3 responses to “My Health, My Decision”

  1. Free says :

    I get overwhelmed whenever I hear of “risk taxes.” Where does it start & end? Risky: smoking, being obese, being promiscuous, skydiving, talking trash in the wrong venue…

    I always wanted a national health care progam – until I lived in England. It wasn’t bad, but it still so favored the wealthy. On the other hand, some care is better than none.

    See? Overwhelmed! 🙂

  2. Anonymous says :

    First, the best way to write a convincing argument is to address both sides of the issue. This doesn’t mean you have to agree with both sides but you must address them. (right on brotha)
    Second, Are we going to tax people with high blood pressure or poor eating habits that are obese? People who drink obsessively?
    If they are trying to discourage this risky behavior then start taxing away but you have be an equal opportunity taxer.

    What sense does it make that the rich get more tax benefits. I make just above the proverty level working at my nonprofit job (doing service all year long) I don’t get any major tax benefits. There are other ways to tax and increase profit to benefit society. They can discourage risky behavior by addressing the root of the problem. Everytime they raise the price of smokes people still buy them.
    My Point: the tax is to make money not discourage the behavior that causes it in the first which would be a better solution and there are tons of other ways to make money to improve society hint: lessing the tax benefits of the wealthy.

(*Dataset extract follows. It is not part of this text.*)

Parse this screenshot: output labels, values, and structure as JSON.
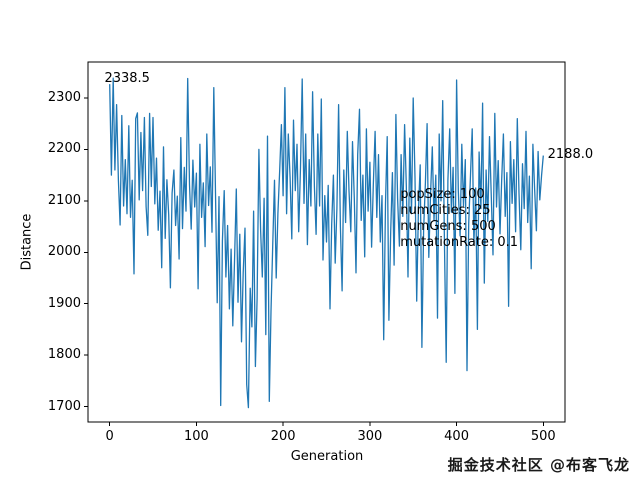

    Personal interest: My dad has throat cancer from smoking but he started smoking way before they started talking about the long term effects. (I hate smoking with a passion but he is blue-collar workers who deserves quality health insurance who support a family of five) Tax Cheney, an old white man with a rifle is by far a bigger danger to society

  3. Tone says :

    Personally, I think that society has the right to encourage or discourage certain behaviors that significantly affect or take place in the public domain. It boils down to a balance between personal freedom and affect on public good.

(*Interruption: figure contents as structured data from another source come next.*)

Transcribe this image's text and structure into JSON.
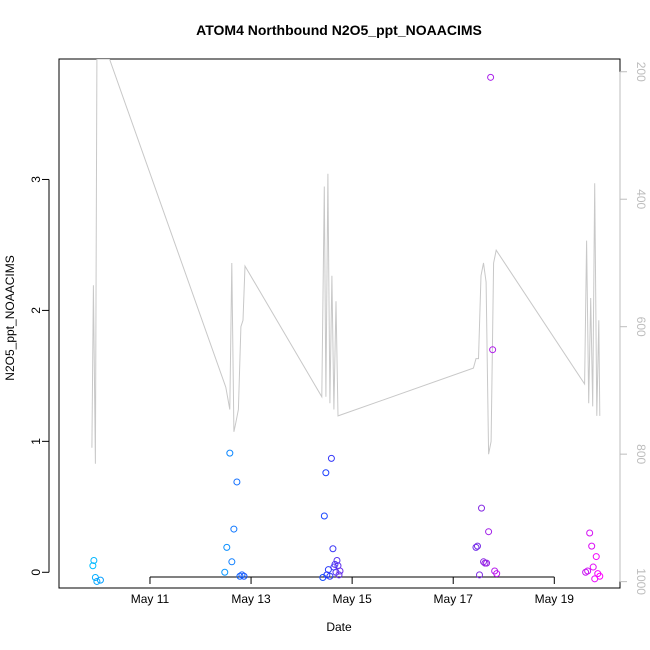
{
  "chart_data": {
    "type": "scatter",
    "title": "ATOM4 Northbound N2O5_ppt_NOAACIMS",
    "xlabel": "Date",
    "ylabel": "N2O5_ppt_NOAACIMS",
    "x_ticks": [
      "May 11",
      "May 13",
      "May 15",
      "May 17",
      "May 19"
    ],
    "x_tick_values": [
      11,
      13,
      15,
      17,
      19
    ],
    "xlim": [
      9.2,
      20.3
    ],
    "y_ticks": [
      "0",
      "1",
      "2",
      "3"
    ],
    "y_tick_values": [
      0,
      1,
      2,
      3
    ],
    "ylim": [
      -0.12,
      3.92
    ],
    "right_axis": {
      "ticks": [
        "200",
        "400",
        "600",
        "800",
        "1000"
      ],
      "tick_values": [
        200,
        400,
        600,
        800,
        1000
      ],
      "lim": [
        180,
        1010
      ],
      "reversed": true,
      "color": "#bdbdbd"
    },
    "right_series": {
      "type": "line",
      "color": "#c8c8c8",
      "x": [
        9.85,
        9.88,
        9.92,
        9.95,
        9.98,
        10.1,
        10.2,
        12.5,
        12.58,
        12.62,
        12.66,
        12.7,
        12.75,
        12.8,
        12.84,
        12.88,
        14.4,
        14.45,
        14.48,
        14.52,
        14.56,
        14.6,
        14.64,
        14.68,
        14.72,
        17.4,
        17.45,
        17.5,
        17.55,
        17.6,
        17.65,
        17.7,
        17.75,
        17.8,
        17.85,
        19.6,
        19.64,
        19.68,
        19.72,
        19.76,
        19.8,
        19.84,
        19.88,
        19.9
      ],
      "y": [
        790,
        535,
        815,
        180,
        180,
        180,
        180,
        695,
        730,
        500,
        765,
        750,
        730,
        600,
        590,
        505,
        710,
        380,
        710,
        360,
        720,
        520,
        730,
        560,
        740,
        665,
        650,
        650,
        520,
        500,
        530,
        800,
        780,
        500,
        480,
        690,
        465,
        720,
        555,
        725,
        375,
        740,
        590,
        740
      ]
    },
    "series": [
      {
        "color_gradient": [
          "#00bfff",
          "#1c3cff",
          "#8a2be2",
          "#ff00ff"
        ],
        "x": [
          9.87,
          9.89,
          9.92,
          9.95,
          10.02,
          12.48,
          12.52,
          12.58,
          12.62,
          12.66,
          12.72,
          12.78,
          12.82,
          12.86,
          14.42,
          14.45,
          14.48,
          14.5,
          14.53,
          14.56,
          14.59,
          14.62,
          14.64,
          14.66,
          14.68,
          14.7,
          14.72,
          14.74,
          14.76,
          17.45,
          17.48,
          17.52,
          17.56,
          17.6,
          17.63,
          17.66,
          17.7,
          17.74,
          17.78,
          17.82,
          17.86,
          19.62,
          19.66,
          19.7,
          19.74,
          19.77,
          19.8,
          19.83,
          19.86,
          19.9
        ],
        "y": [
          0.05,
          0.09,
          -0.04,
          -0.07,
          -0.06,
          0.0,
          0.19,
          0.91,
          0.08,
          0.33,
          0.69,
          -0.03,
          -0.02,
          -0.03,
          -0.04,
          0.43,
          0.76,
          -0.02,
          0.02,
          -0.03,
          0.87,
          0.18,
          0.04,
          0.06,
          0.0,
          0.09,
          0.05,
          -0.02,
          0.01,
          0.19,
          0.2,
          -0.02,
          0.49,
          0.08,
          0.07,
          0.07,
          0.31,
          3.78,
          1.7,
          0.01,
          -0.01,
          0.0,
          0.01,
          0.3,
          0.2,
          0.04,
          -0.05,
          0.12,
          -0.01,
          -0.03
        ]
      }
    ]
  }
}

    For behaviors that are patently bad for society, (i.e. the costs drastically outweigh the benefits) society explicity illegalizes. Those are things like stealing, killing, dealing drugs, that kind of thing.

    For less drastic behaviors that aren’t explicity illegal, I think society is justified in discouraging them with dis-incentives like taxes. For example, while smoking in public places is becoming explicitly illegal in many locales, smoking in general (non-public places) is not considered as detrimental to public good and therefore isn’t explicitly illegal. So, society impedes it by taxing cigarettes.

    Similarly, I think society would be justified in taxing fast food at a higher rate to enourage healthier eating habits.

    On the flip side to dis-incentives, society does offer incentives to enourage behaviors. For example, society has deemed marriage to be a benefit for public good. As such, there are tax benefits to being married as opposed to being single.

    In regards to universal health care, I think it should be available for children up to a certain age: like 16 or so.